À cette nouvelle la Faculté jeta les hauts cris ; d’abord elle prétendait à la possession exclusive des cadavres, qui n’étaient délivrés aux chirurgiens qu’avec permission du doyen. Ensuite la leçon de circonstance imposée aux démonstrateurs après la démonstration était chose antiréglementaire au premier chef, d’autant qu’une de ces chaires, consacrée aux principes de la chirurgie, empiétait sur un domaine monopolisé par la très universitaire Faculté de médecine. La Faculté n’avait-elle donc pas tout fait pour l’instruction des chirurgiens ? Dès 1713, le doyen Hecquet avait voulu créer pour eux, à côté du cours de chirurgie latine, une chaire de chirurgie en langue française, et ce projet, laissé en suspens, avait été exécuté en 1720 ; le 8 janvier 1720, Reneaume de la Garanne, chargé de ce cours, avait prononcé un discours solennel pour l’ouverture des leçons de chirurgie française qui, depuis lors, devaient suffire et suffisaient aux « apprentifs » de Saint-Côme.

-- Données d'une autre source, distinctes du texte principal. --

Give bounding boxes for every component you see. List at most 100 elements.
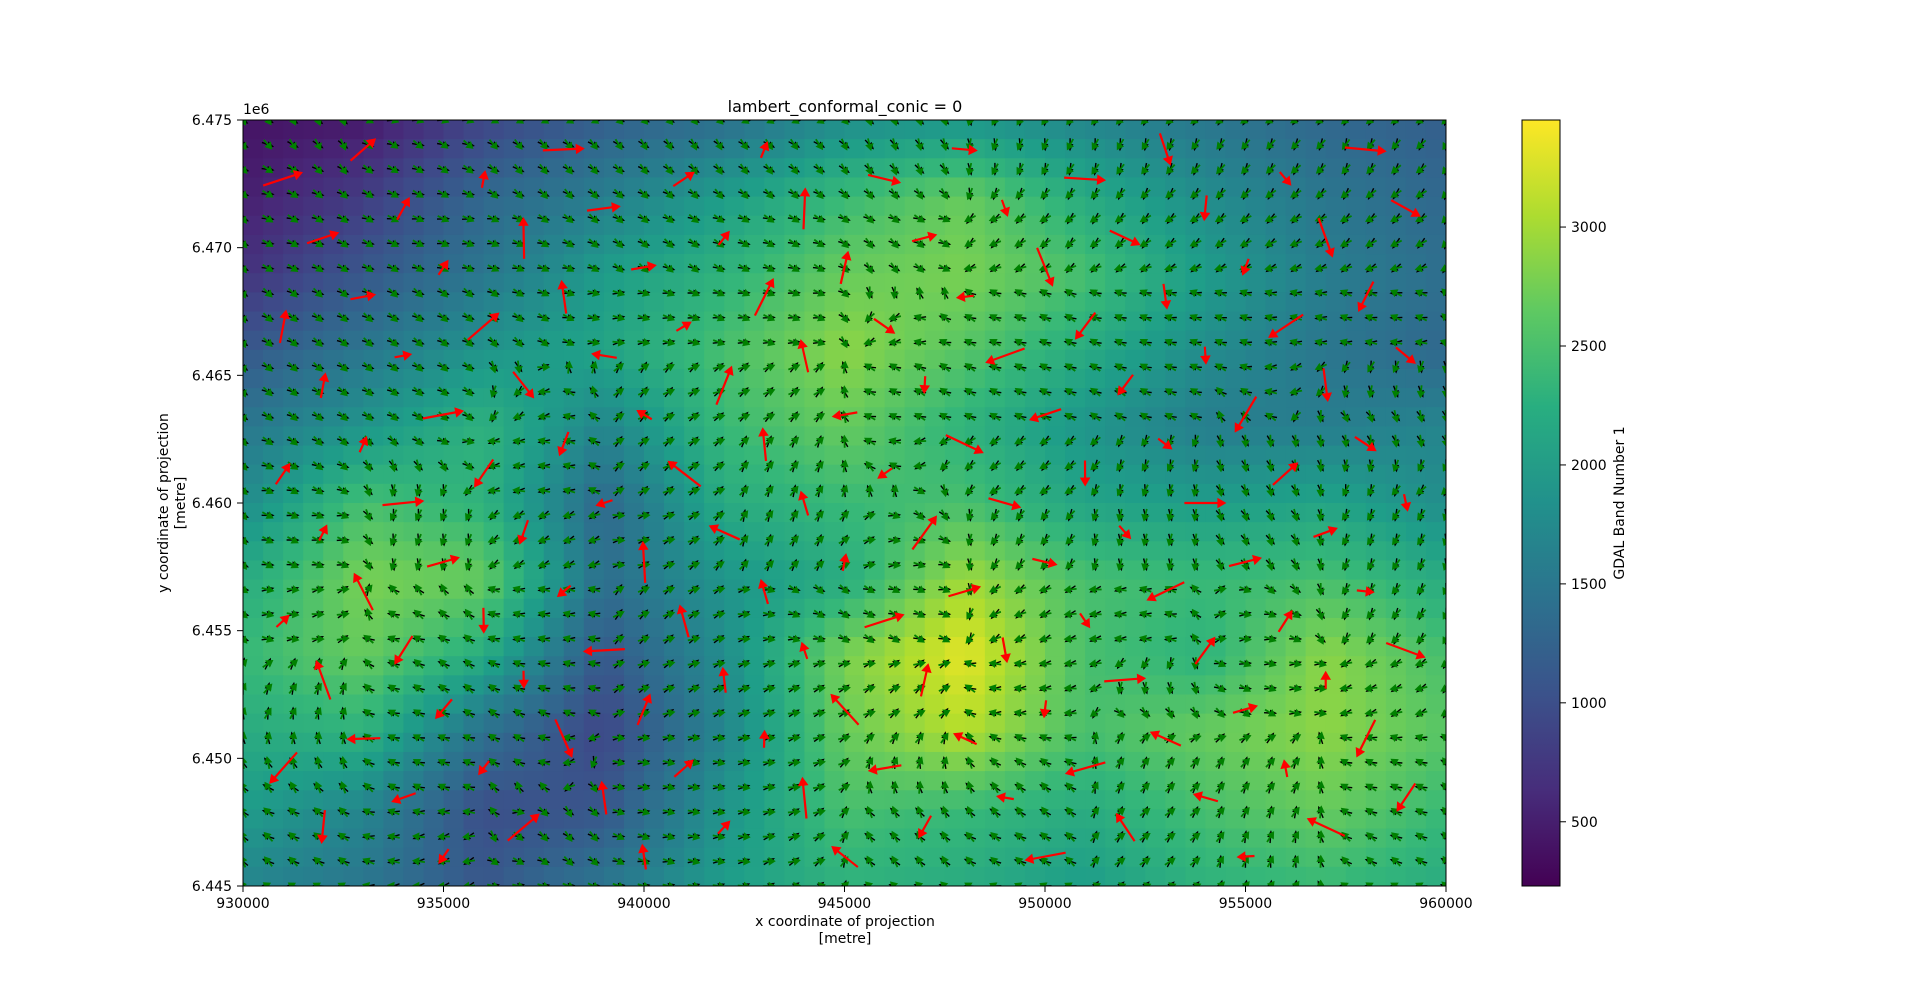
heatmap-cell [844,847,866,868]
heatmap-cell [1425,426,1446,447]
heatmap-cell [1245,809,1267,830]
quiver-arrow-green [938,659,951,668]
heatmap-cell [1125,388,1146,408]
quiver-arrow-green [1213,634,1227,644]
quiver-arrow-green [989,461,1002,470]
quiver-arrow-green [1239,734,1252,742]
heatmap-cell [844,790,866,810]
quiver-arrow-green [412,189,424,198]
heatmap-cell [443,579,465,600]
heatmap-cell [1045,158,1066,179]
heatmap-cell [784,617,805,638]
quiver-arrow-green [738,437,750,446]
quiver-arrow-green [840,410,849,424]
quiver-arrow-green [1391,485,1401,496]
quiver-arrow-green [262,263,274,272]
heatmap-cell [744,445,765,466]
heatmap-cell [1185,368,1206,389]
quiver-arrow-green [488,733,500,743]
heatmap-cell [1325,196,1347,217]
quiver-arrow-green [738,214,750,223]
quiver-arrow-green [989,437,1002,445]
quiver-arrow-green [438,312,449,323]
heatmap-cell [1305,254,1327,274]
quiver-arrow-green [588,487,600,495]
heatmap-cell [804,196,826,217]
heatmap-cell [1325,866,1347,886]
quiver-arrow-green [812,684,826,693]
heatmap-cell [623,675,645,696]
quiver-arrow-green [364,607,373,621]
quiver-arrow-green [1289,734,1302,742]
quiver-arrow-green [1088,263,1102,273]
quiver-arrow-green [687,733,701,742]
quiver-arrow-green [863,560,876,570]
heatmap-cell [1024,139,1046,159]
heatmap-cell [664,330,685,351]
heatmap-cell [1425,828,1446,849]
quiver-arrow-green [889,733,900,743]
heatmap-cell [443,617,465,638]
heatmap-cell [503,617,525,638]
heatmap-cell [864,196,886,217]
heatmap-cell [623,790,645,810]
heatmap-cell [1225,675,1247,696]
heatmap-cell [684,790,705,810]
quiver-arrow-green [262,536,274,544]
heatmap-cell [383,464,404,485]
heatmap-cell [363,617,384,638]
heatmap-cell [523,637,545,657]
quiver-arrow-green [388,287,398,298]
heatmap-cell [764,790,785,810]
heatmap-cell [1125,847,1146,868]
quiver-arrow-green [890,120,899,127]
quiver-arrow-green [387,214,399,223]
quiver-arrow-green [314,756,323,769]
heatmap-cell [443,368,465,389]
heatmap-cell [603,234,625,255]
quiver-arrow-green [1414,708,1428,718]
heatmap-cell [1325,349,1347,370]
heatmap-cell [884,445,906,466]
heatmap-cell [1265,196,1287,217]
heatmap-cell [944,503,966,523]
heatmap-cell [323,790,344,810]
chart-title: lambert_conformal_conic = 0 [728,97,963,117]
quiver-arrow-green [513,684,525,693]
heatmap-cell [403,234,425,255]
quiver-arrow-green [940,509,949,521]
quiver-arrow-green [940,138,949,152]
heatmap-cell [1285,196,1307,217]
heatmap-cell [964,120,986,140]
heatmap-cell [1305,120,1327,140]
heatmap-cell [844,139,866,159]
heatmap-cell [904,464,926,485]
heatmap-cell [724,847,745,868]
heatmap-cell [844,196,866,217]
quiver-arrow-green [338,411,348,422]
heatmap-cell [243,771,264,791]
heatmap-cell [1065,790,1086,810]
heatmap-cell [283,694,304,715]
quiver-arrow-green [389,558,398,571]
quiver-arrow-green [263,683,273,694]
quiver-arrow-green [1192,633,1200,645]
quiver-arrow-green [888,437,902,446]
heatmap-cell [724,617,745,638]
quiver-arrow-green [1190,164,1201,174]
heatmap-cell [383,368,404,389]
heatmap-cell [1345,388,1367,408]
heatmap-cell [824,809,846,830]
heatmap-cell [523,579,545,600]
heatmap-cell [443,158,465,179]
heatmap-cell [603,637,625,657]
heatmap-cell [904,656,926,676]
heatmap-cell [1245,407,1267,427]
quiver-arrow-green [787,684,801,693]
quiver-arrow-green [1089,289,1102,298]
quiver-arrow-green [1116,484,1125,497]
quiver-arrow-green [488,163,498,175]
heatmap-cell [704,617,725,638]
quiver-arrow-green [1316,558,1325,572]
quiver-arrow-green [587,659,601,668]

Il faut avouer que lesdits apprentifs n’étaient pas d’une exactitude exemplaire : trois ou quatre apprentifs à peine s’aventurèrent en 1726-1727 aux leçons de M. Goutier, docteur régent ; encore le chirurgien Bassuel se donna-t-il le malin plaisir de relever dans les propos de Goutier quelques âneries. Cependant la Faculté ne tolérait qu’avec contrainte une aussi injurieuse abstention. Le 20 avril 1724, les chirurgiens ayant invité la Faculté à envoyer, selon la coutume, le doyen et deux

  1. Les démonstrateurs royaux furent Petit (principes de la chirurgie), Andouillé (ostéologie), Verdier (anatomie), Morand (chirurgie opératoire), Malaval (matière chirurgicale). — (Almanach royal, 1726.)